2. Manusia membutuhkan bantuan manusia yang lain agar usaha atau mata
pencaharian dengan wirausaha yang dimiliki dapat berjalan lancar. Dibutuhkan
manusia lain sebagai sahabat yang baik, membantu dengan tulus hati,
tempat bertukar pikiran dan mencari pemecahan masalah.

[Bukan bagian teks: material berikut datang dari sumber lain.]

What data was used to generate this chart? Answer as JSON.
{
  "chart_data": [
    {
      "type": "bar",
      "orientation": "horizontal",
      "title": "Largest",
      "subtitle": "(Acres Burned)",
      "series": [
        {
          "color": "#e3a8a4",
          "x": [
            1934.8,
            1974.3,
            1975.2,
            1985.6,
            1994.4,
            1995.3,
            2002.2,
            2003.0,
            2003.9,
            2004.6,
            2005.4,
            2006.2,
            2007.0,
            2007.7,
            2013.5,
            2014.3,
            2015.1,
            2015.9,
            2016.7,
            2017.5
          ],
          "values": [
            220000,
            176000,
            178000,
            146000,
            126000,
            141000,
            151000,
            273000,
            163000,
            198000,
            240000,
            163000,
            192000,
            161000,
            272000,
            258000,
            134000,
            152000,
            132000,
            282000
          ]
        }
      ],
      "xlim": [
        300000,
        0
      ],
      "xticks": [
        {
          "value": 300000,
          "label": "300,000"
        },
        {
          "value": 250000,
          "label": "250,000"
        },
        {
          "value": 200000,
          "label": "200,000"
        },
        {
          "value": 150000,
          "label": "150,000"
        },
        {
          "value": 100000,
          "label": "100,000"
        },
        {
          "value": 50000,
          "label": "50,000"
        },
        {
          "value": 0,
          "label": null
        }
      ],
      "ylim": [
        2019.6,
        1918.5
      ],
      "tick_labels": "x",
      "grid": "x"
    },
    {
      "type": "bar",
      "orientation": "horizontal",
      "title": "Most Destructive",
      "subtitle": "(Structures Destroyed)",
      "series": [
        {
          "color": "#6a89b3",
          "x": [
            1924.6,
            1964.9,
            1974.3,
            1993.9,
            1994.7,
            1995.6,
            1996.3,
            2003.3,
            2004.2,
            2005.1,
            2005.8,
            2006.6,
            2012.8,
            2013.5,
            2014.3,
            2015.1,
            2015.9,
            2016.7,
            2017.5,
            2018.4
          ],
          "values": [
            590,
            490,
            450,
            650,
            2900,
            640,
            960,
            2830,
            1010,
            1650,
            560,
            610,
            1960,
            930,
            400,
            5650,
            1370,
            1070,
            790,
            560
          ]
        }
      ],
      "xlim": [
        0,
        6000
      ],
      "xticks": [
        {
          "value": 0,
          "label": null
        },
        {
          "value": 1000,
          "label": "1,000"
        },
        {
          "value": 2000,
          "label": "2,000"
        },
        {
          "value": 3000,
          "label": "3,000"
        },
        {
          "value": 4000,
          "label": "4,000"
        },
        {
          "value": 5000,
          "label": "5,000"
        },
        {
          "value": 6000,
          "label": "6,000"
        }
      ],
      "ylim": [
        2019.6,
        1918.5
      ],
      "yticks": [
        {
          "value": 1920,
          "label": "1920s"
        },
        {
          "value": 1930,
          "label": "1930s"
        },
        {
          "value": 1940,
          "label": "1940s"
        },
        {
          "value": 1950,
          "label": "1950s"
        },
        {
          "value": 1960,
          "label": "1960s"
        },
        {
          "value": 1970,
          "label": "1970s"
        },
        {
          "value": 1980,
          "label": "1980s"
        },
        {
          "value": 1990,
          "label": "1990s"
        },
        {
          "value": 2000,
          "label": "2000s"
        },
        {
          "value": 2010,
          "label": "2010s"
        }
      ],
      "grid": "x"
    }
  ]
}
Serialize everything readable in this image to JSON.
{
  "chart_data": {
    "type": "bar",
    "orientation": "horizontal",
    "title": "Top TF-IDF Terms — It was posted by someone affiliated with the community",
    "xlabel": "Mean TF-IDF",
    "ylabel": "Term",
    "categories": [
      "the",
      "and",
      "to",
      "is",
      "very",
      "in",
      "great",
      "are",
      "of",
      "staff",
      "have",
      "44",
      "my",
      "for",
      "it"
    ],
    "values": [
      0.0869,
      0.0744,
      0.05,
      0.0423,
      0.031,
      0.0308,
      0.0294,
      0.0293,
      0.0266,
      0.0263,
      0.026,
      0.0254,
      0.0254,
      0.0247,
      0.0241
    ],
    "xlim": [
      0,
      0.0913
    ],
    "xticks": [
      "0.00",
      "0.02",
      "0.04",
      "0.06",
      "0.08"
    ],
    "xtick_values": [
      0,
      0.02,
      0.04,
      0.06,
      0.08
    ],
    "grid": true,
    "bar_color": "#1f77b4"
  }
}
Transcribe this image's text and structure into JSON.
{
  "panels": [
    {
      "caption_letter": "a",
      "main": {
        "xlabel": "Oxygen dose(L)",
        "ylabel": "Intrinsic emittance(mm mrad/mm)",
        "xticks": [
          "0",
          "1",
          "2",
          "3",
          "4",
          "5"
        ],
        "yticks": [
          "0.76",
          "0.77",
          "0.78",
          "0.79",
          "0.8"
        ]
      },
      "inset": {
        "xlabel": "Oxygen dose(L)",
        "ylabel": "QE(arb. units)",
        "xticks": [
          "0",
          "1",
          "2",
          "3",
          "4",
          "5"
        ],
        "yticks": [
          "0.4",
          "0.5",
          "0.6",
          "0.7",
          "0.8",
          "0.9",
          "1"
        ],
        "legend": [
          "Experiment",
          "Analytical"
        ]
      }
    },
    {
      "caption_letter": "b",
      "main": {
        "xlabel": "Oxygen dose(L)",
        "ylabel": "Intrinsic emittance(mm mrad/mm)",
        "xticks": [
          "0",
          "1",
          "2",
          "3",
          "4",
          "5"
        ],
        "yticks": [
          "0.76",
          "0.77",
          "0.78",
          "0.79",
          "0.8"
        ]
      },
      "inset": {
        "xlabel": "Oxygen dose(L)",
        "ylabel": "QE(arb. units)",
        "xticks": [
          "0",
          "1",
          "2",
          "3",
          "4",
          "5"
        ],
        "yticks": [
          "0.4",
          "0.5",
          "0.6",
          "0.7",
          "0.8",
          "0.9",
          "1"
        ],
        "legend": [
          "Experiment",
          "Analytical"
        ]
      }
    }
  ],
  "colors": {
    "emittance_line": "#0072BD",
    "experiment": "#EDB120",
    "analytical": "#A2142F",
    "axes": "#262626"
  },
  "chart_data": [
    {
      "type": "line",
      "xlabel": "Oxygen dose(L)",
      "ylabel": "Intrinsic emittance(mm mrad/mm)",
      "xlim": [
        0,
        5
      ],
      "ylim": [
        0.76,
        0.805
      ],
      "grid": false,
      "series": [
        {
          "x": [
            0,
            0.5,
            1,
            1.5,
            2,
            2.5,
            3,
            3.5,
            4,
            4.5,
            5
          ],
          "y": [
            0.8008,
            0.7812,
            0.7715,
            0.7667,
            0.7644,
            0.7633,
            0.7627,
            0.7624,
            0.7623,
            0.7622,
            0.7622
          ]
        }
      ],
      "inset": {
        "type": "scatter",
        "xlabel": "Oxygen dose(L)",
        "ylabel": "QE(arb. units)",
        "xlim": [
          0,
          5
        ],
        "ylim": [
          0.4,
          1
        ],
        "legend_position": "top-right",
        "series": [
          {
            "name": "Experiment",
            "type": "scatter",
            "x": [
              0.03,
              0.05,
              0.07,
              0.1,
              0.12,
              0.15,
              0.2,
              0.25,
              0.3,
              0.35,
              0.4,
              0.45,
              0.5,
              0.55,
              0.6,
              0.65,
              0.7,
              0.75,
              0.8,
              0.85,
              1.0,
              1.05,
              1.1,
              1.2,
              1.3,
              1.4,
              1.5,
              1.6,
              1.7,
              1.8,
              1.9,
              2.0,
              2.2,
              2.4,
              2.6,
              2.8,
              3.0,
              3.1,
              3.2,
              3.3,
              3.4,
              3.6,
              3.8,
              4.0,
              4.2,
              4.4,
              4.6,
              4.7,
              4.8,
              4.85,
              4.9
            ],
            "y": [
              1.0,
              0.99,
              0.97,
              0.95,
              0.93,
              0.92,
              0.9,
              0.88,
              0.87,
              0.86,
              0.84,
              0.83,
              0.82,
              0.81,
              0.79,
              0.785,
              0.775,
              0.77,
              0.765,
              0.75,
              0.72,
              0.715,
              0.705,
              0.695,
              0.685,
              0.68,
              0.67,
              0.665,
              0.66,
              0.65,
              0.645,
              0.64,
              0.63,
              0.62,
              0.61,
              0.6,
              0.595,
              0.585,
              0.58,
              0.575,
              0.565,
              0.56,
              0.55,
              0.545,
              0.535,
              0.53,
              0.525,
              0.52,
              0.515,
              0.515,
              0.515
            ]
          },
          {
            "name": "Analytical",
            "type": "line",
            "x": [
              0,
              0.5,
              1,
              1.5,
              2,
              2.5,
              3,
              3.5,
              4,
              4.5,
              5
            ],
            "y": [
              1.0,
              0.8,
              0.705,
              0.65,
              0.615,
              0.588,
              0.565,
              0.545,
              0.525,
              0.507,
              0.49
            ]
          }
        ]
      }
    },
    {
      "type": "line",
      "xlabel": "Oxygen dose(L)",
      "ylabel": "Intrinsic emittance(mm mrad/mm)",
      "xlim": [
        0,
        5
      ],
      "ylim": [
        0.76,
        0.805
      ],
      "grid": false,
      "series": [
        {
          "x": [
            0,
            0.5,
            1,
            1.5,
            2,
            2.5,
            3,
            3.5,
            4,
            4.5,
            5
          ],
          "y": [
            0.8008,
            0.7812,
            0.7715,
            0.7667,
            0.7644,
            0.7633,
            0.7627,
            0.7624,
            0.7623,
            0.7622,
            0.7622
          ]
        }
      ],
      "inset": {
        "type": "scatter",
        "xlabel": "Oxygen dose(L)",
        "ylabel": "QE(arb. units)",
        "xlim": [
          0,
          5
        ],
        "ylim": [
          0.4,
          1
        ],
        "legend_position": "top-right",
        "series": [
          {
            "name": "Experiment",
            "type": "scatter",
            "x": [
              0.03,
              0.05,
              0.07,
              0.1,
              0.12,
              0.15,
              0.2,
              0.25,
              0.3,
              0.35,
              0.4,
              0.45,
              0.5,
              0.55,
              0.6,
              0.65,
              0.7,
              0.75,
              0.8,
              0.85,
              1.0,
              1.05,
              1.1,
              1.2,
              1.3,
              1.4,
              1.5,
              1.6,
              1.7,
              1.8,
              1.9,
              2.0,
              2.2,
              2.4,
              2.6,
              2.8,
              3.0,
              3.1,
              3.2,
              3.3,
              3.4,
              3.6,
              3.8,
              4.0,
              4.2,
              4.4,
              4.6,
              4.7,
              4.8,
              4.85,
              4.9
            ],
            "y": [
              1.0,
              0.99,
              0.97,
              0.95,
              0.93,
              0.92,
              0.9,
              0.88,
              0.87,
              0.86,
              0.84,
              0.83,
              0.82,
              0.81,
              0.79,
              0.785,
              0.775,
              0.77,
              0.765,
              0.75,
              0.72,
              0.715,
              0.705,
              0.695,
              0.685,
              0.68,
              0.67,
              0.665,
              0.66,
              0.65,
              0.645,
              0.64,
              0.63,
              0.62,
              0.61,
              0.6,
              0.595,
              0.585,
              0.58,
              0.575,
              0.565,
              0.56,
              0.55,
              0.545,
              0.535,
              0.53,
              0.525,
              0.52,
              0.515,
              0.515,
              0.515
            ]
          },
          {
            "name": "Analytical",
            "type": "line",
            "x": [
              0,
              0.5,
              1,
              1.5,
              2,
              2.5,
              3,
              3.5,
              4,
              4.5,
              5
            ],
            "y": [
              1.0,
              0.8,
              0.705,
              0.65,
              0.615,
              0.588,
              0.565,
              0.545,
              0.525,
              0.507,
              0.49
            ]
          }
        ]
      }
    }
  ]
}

3. Mata pencaharian yang benar sesuai etika wirausaha Buddhis adalah mata
pencaharian atua usaha yang tidak menyakiti makhluk lain maupun
merugikan makhluk lain.

4. Sebagai umat Buddha kita juga harus perlu mengingat bahwa harta kekayaan
yang kita punya tidaklah kekal, karena sejatinya harta yang paling berharga dan
kekal adalah harta karun berupa kebajikan yang tidak dapat lenyap, tidak dapat
dibagi, tidak dapat dirampok yang terdapat pada nidhikanda sutta. Oleh karena
itu, manfaatkan lah materi atapun tenaga kita untuk berdana agar kita dapat
menimbun harta kita berupa kebajikan. Kemudian sesuai dengan digha nikaya
lll, 188 penggunaan materi dari hasil pencaharian kita dapat kita gunakan yaitu
50% untuk usaha, 25% untuk kehidupan sehari-hari, dan 25% untuk cadangan
dan bakti sosial. Tetaplah semangat berwirausaha sesuai dengan ajaran Buddha
agar usaha kita tidak merugikan diri sendiri maupun orang lain.
5. Kewajiban membayar pajak di dalam agama Buddha termasuk kedalam
Veyyavaca (Berbhakti kepada nusa, bangsa dan agama).